Abstract

AbstractMachine Learning (ML) is increasingly used to predict fuel spray characteristics, but ML conventionally requires large datasets for training. There is a problem of limited training data in the field of synthetic fuel sprays. One solution is to reproduce experimental results using Computational Fluid Dynamics (CFD) and then to augment or replace experimental data with more abundant CFD output data. However, this approach can obscure the relationship of the neural network to the training data by introducing new factors, such as CFD grid design, turbulence model, near-wall treatment, and the particle tracking approach. This paper argues that CFD can be eliminated as a data augmentation tool in favour of a systematic treatment of the uncertainty in the neural network training.

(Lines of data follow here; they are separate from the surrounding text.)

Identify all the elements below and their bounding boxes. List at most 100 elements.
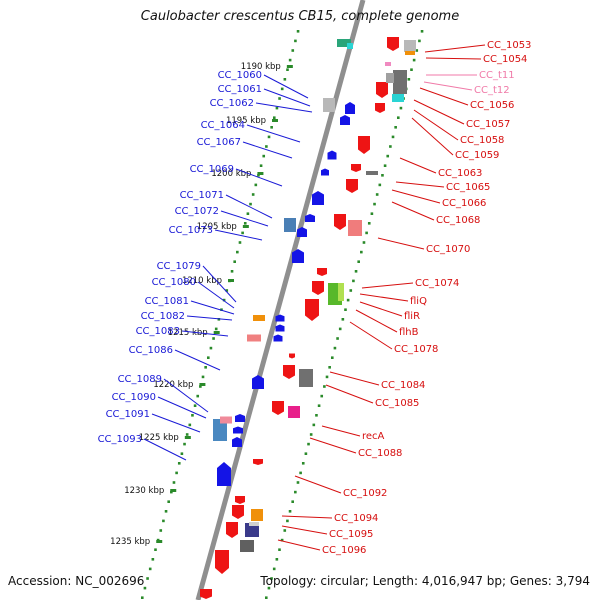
scale-dot <box>257 174 260 177</box>
scale-dot <box>143 586 147 590</box>
genome-summary-text: Topology: circular; Length: 4,016,947 bp… <box>260 574 590 588</box>
gene-label-left: CC_1082 <box>141 311 185 322</box>
scale-dot <box>262 154 266 158</box>
leader-line-right <box>294 475 342 494</box>
gene-arrow-forward <box>312 281 324 295</box>
gene-box-salmon <box>348 220 362 236</box>
gene-box-darkgray <box>240 540 254 552</box>
scale-dot <box>333 346 337 350</box>
scale-dot <box>212 337 215 340</box>
scale-dot <box>275 106 279 110</box>
leader-line-right <box>423 81 473 91</box>
leader-line-right <box>277 539 321 551</box>
leader-line-left <box>246 124 301 143</box>
gene-label-right: CC_1053 <box>487 40 531 51</box>
scale-dot <box>199 385 202 388</box>
leader-line-right <box>349 321 393 350</box>
leader-line-right <box>425 57 482 60</box>
scale-tick-label: 1215 kbp <box>168 328 208 338</box>
scale-dot <box>201 375 205 379</box>
scale-dot <box>301 462 305 465</box>
scale-dot <box>148 567 152 571</box>
scale-dot <box>378 183 382 187</box>
scale-ticks: 1190 kbp 1195 kbp 1200 kbp 1205 kbp 1210 kbp… <box>110 62 293 547</box>
leader-line-left <box>151 413 201 433</box>
scale-dot <box>410 68 413 71</box>
scale-dot <box>193 404 197 407</box>
gene-label-left: CC_1073 <box>169 225 213 236</box>
scale-dot <box>291 500 294 503</box>
leader-line-left <box>174 349 221 371</box>
scale-dot <box>394 126 397 129</box>
gene-arrow-forward <box>215 550 229 574</box>
gene-box-orange <box>253 315 265 321</box>
gene-arrow-reverse <box>345 102 355 114</box>
leader-line-right <box>329 371 380 386</box>
scale-tick-mark <box>184 436 191 439</box>
gene-label-left: CC_1080 <box>152 277 196 288</box>
scale-dot <box>146 577 149 580</box>
gene-label-left: CC_1069 <box>190 164 234 175</box>
gene-box-lime <box>338 283 344 301</box>
leader-line-right <box>281 525 328 535</box>
genome-backbone <box>195 0 366 600</box>
gene-box-cyan <box>392 94 404 102</box>
gene-arrow-forward <box>289 353 295 359</box>
scale-dots-inner <box>264 30 424 599</box>
scale-tick-mark <box>272 119 278 122</box>
scale-dot <box>296 30 300 33</box>
gene-box-gray <box>386 73 394 83</box>
scale-dot <box>341 318 345 321</box>
gene-label-left: CC_1086 <box>129 345 173 356</box>
scale-dot <box>206 356 210 359</box>
scale-dot <box>373 202 376 206</box>
gene-box-orange <box>251 509 263 521</box>
scale-dot <box>191 414 194 417</box>
scale-dot <box>241 231 244 235</box>
scale-dot <box>309 433 313 436</box>
scale-tick-label: 1205 kbp <box>197 222 237 232</box>
gene-label-right: CC_1084 <box>381 380 425 391</box>
scale-dot <box>214 327 218 331</box>
gene-arrow-forward <box>226 522 238 538</box>
leader-line-right <box>377 237 425 250</box>
gene-label-left: CC_1089 <box>118 374 162 385</box>
scale-dot <box>338 327 342 331</box>
scale-dot <box>336 337 339 340</box>
leader-line-right <box>395 181 445 188</box>
scale-dot <box>175 471 178 475</box>
gene-label-left: CC_1079 <box>157 261 201 272</box>
scale-dot <box>362 241 366 244</box>
scale-dot <box>177 462 181 465</box>
gene-arrow-reverse <box>217 462 231 486</box>
gene-arrow-reverse <box>297 227 307 237</box>
scale-dot <box>412 58 416 62</box>
leader-line-left <box>157 396 207 419</box>
gene-box-pink <box>220 416 232 424</box>
gene-arrow-forward <box>253 459 263 465</box>
scale-dot <box>420 30 424 33</box>
scale-dot <box>370 212 374 215</box>
scale-dot <box>170 490 173 494</box>
leader-line-left <box>220 210 269 227</box>
scale-dot <box>185 433 189 436</box>
gene-arrow-reverse <box>327 150 337 160</box>
scale-tick-mark <box>242 225 249 228</box>
scale-dot <box>389 145 392 148</box>
leader-line-right <box>361 282 414 289</box>
gene-label-right: CC_t12 <box>474 85 510 96</box>
gene-arrow-forward <box>376 82 388 98</box>
genome-title: Caulobacter crescentus CB15, complete ge… <box>140 9 460 24</box>
scale-dot <box>230 270 234 273</box>
scale-dot <box>270 126 273 129</box>
scale-dot <box>278 97 281 100</box>
leader-line-left <box>202 265 237 303</box>
gene-label-right: CC_1059 <box>455 150 499 161</box>
leader-line-left <box>263 88 311 107</box>
gene-arrow-reverse <box>275 314 285 322</box>
gene-label-left: CC_1090 <box>112 392 156 403</box>
gene-arrow-forward <box>387 37 399 51</box>
gene-label-left: CC_1083 <box>136 326 180 337</box>
gene-box-teal <box>337 39 351 47</box>
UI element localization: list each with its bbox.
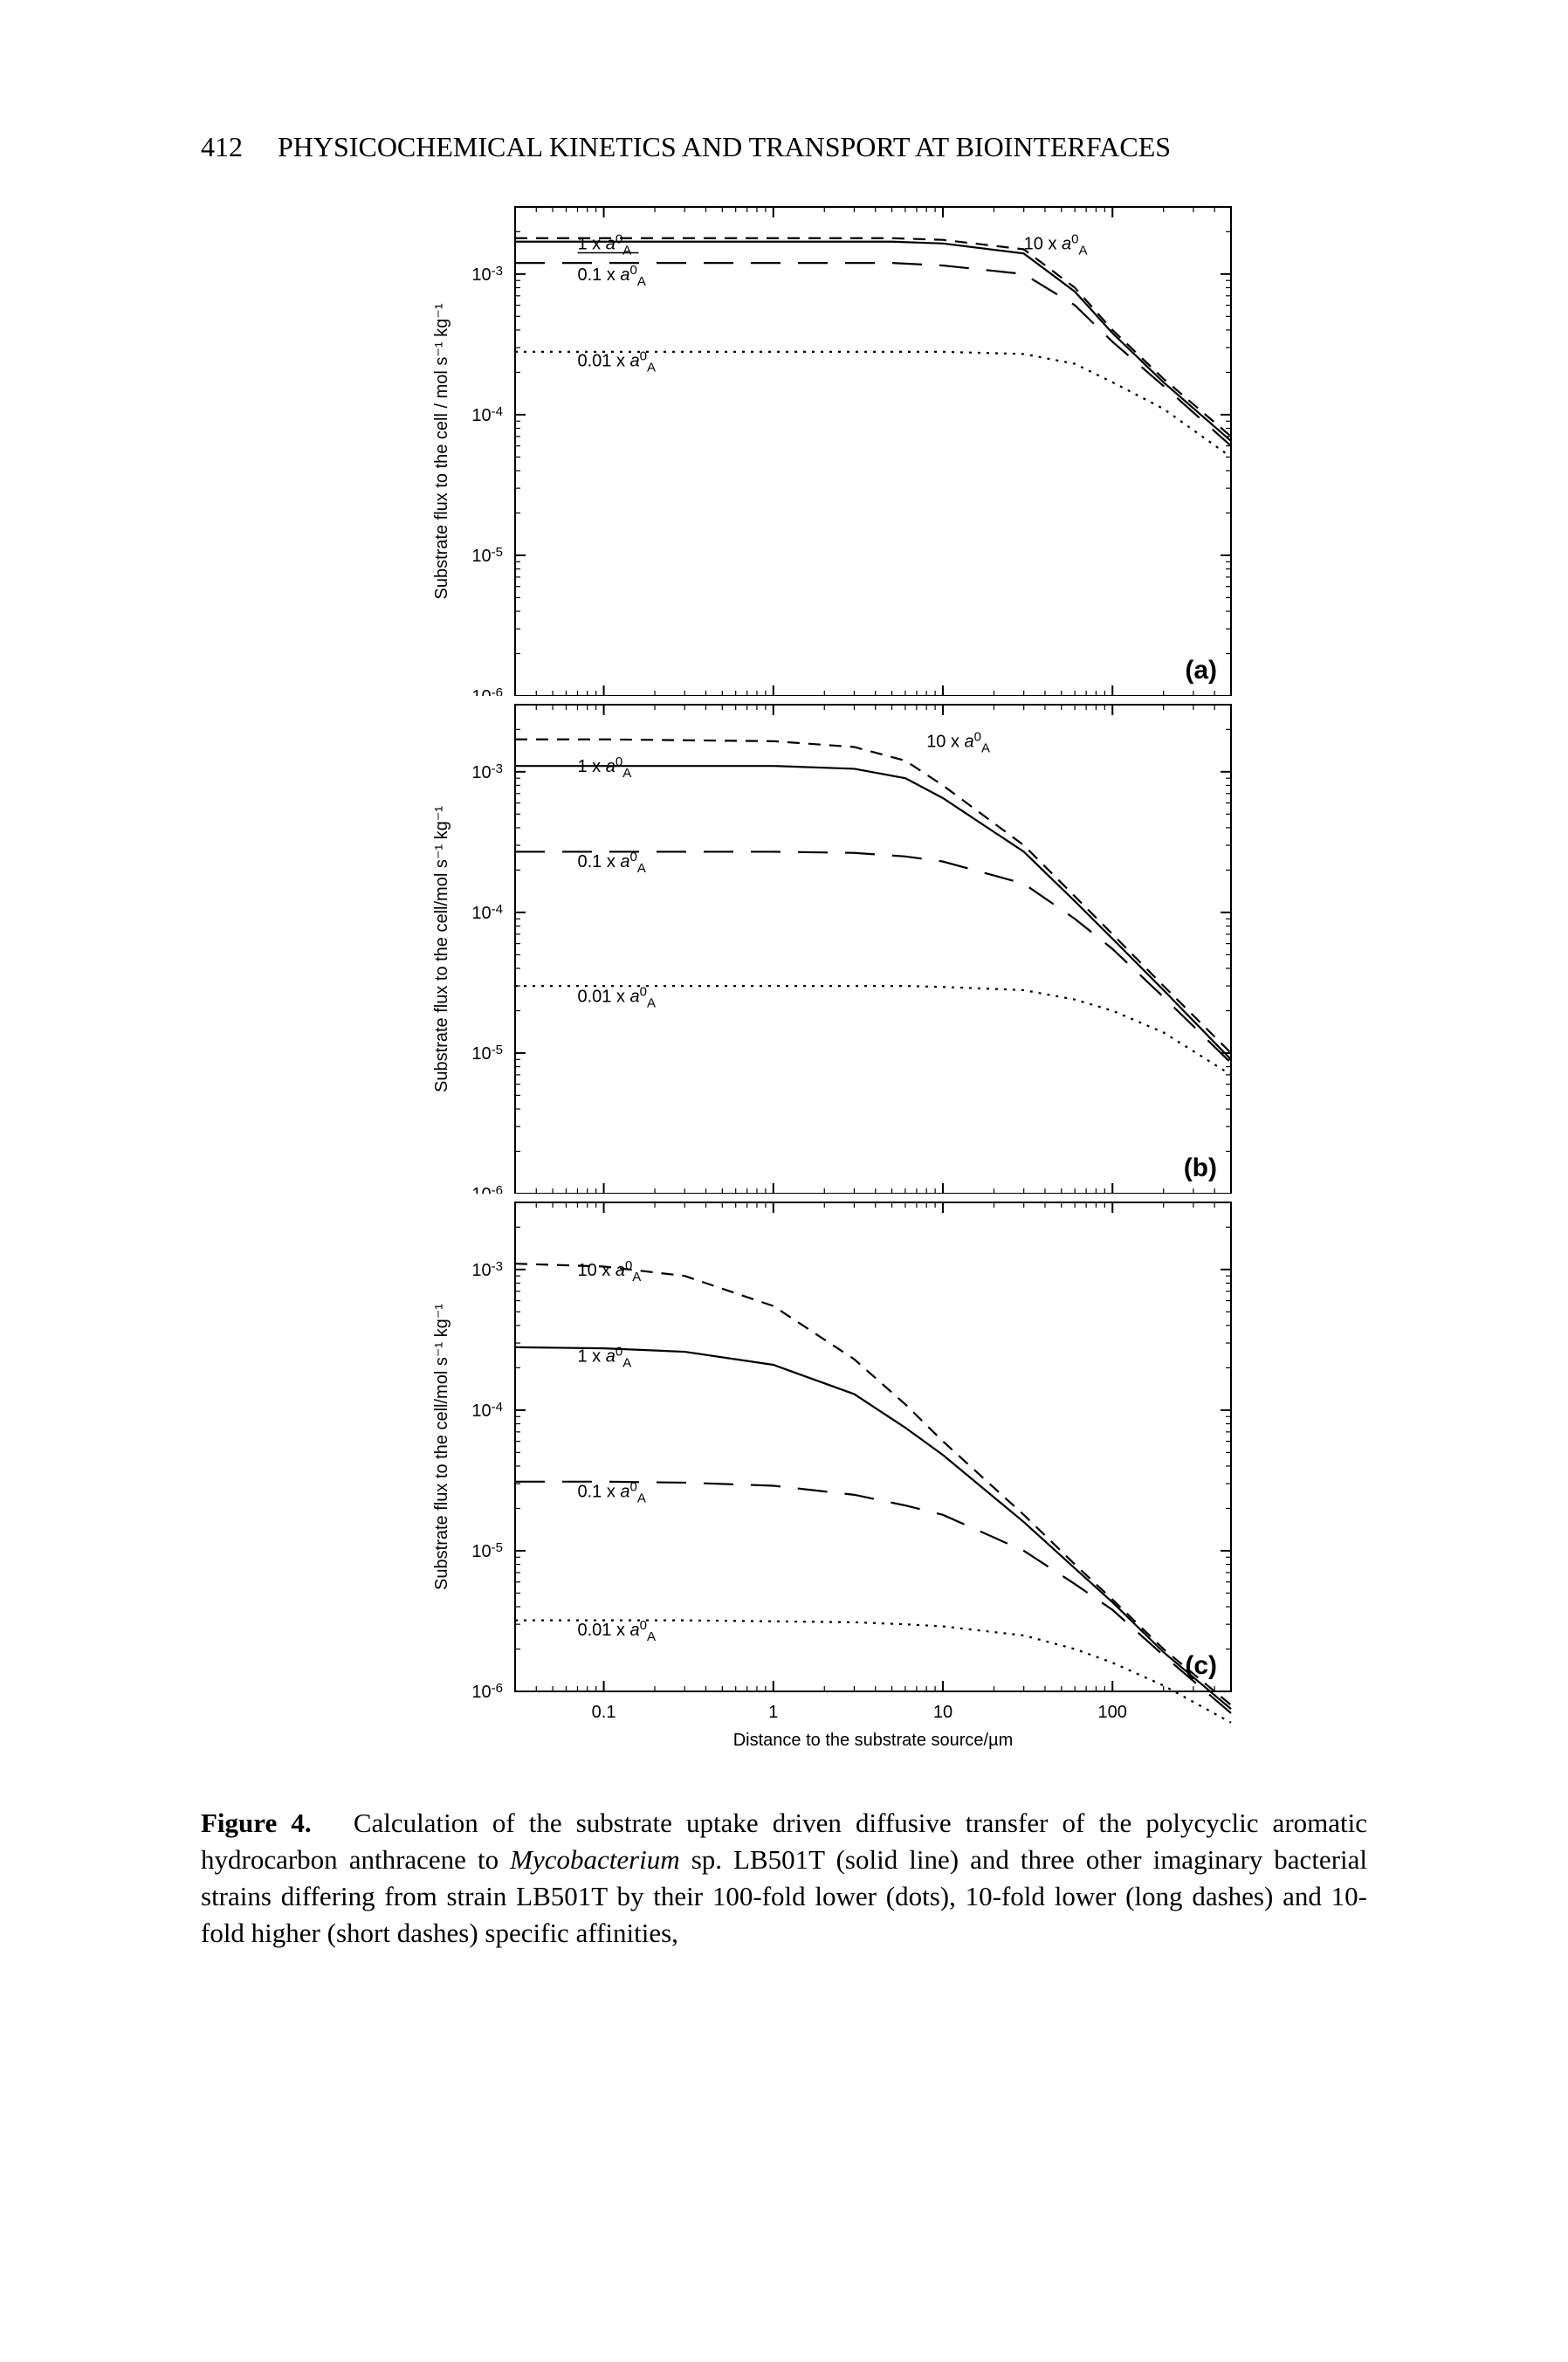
svg-text:10-5: 10-5 — [471, 1540, 503, 1561]
svg-text:10-6: 10-6 — [471, 1183, 503, 1194]
svg-text:10: 10 — [933, 1703, 952, 1722]
svg-text:10-5: 10-5 — [471, 1043, 503, 1064]
svg-text:(a): (a) — [1185, 656, 1217, 685]
caption-p2: Mycobacterium — [510, 1844, 680, 1875]
svg-text:10-3: 10-3 — [471, 761, 503, 782]
running-head-text: PHYSICOCHEMICAL KINETICS AND TRANSPORT A… — [278, 131, 1171, 162]
svg-text:100: 100 — [1098, 1703, 1127, 1722]
svg-text:(b): (b) — [1184, 1153, 1217, 1182]
svg-text:10-5: 10-5 — [471, 545, 503, 566]
panel-c: 10-6 10-5 10-4 10-3 0.1 1 10 100 Distance to the… — [410, 1194, 1248, 1770]
svg-text:10-4: 10-4 — [471, 404, 503, 425]
svg-text:Distance to the substrate sour: Distance to the substrate source/µm — [733, 1731, 1014, 1750]
svg-text:10-6: 10-6 — [471, 685, 503, 696]
page-number: 412 — [201, 131, 271, 163]
panel-b: 10-6 10-5 10-4 10-3 Substrate flux to the ce… — [410, 696, 1248, 1194]
svg-text:10-3: 10-3 — [471, 1259, 503, 1280]
svg-text:Substrate flux to the cell/mol: Substrate flux to the cell/mol s⁻¹ kg⁻¹ — [432, 1304, 451, 1590]
svg-text:10-3: 10-3 — [471, 264, 503, 285]
svg-text:10-4: 10-4 — [471, 902, 503, 923]
svg-text:10-6: 10-6 — [471, 1681, 503, 1702]
figure-panels: 10-6 10-5 10-4 10-3 Substrate flux to the ce… — [410, 198, 1367, 1770]
svg-text:10-4: 10-4 — [471, 1400, 503, 1421]
running-head: 412 PHYSICOCHEMICAL KINETICS AND TRANSPO… — [201, 131, 1367, 163]
svg-text:Substrate flux to the cell / m: Substrate flux to the cell / mol s⁻¹ kg⁻… — [432, 303, 451, 599]
svg-text:1: 1 — [768, 1703, 778, 1722]
figure-number: Figure 4. — [201, 1808, 312, 1838]
panel-a: 10-6 10-5 10-4 10-3 Substrate flux to the ce… — [410, 198, 1248, 696]
svg-text:Substrate flux to the cell/mol: Substrate flux to the cell/mol s⁻¹ kg⁻¹ — [432, 806, 451, 1092]
svg-text:0.1: 0.1 — [592, 1703, 616, 1722]
figure-caption: Figure 4. Calculation of the substrate u… — [201, 1805, 1367, 1951]
svg-text:(c): (c) — [1185, 1651, 1217, 1680]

Confidence intervals are calculated for neural network outputs, and these encompass both (1) uncertainty due to errors in experimental measurements of the neural networks’ training data and (2) uncertainty due to under-training the neural networks with limited experimental data. This approach potentially improves the usefulness of artificial neural networks for predicting the behaviour of sprays in engineering applications. Confidence intervals represent a more rigorous and trustworthy measure of the reliability of a neural network’s predictions than a conventional validation exercise. Furthermore, when data are limited, the best use of all available data is to improve the training of a neural network and our confidence in that training, rather than to reserve data for ad-hoc testing, which exercise can only at best approximate a confidence interval.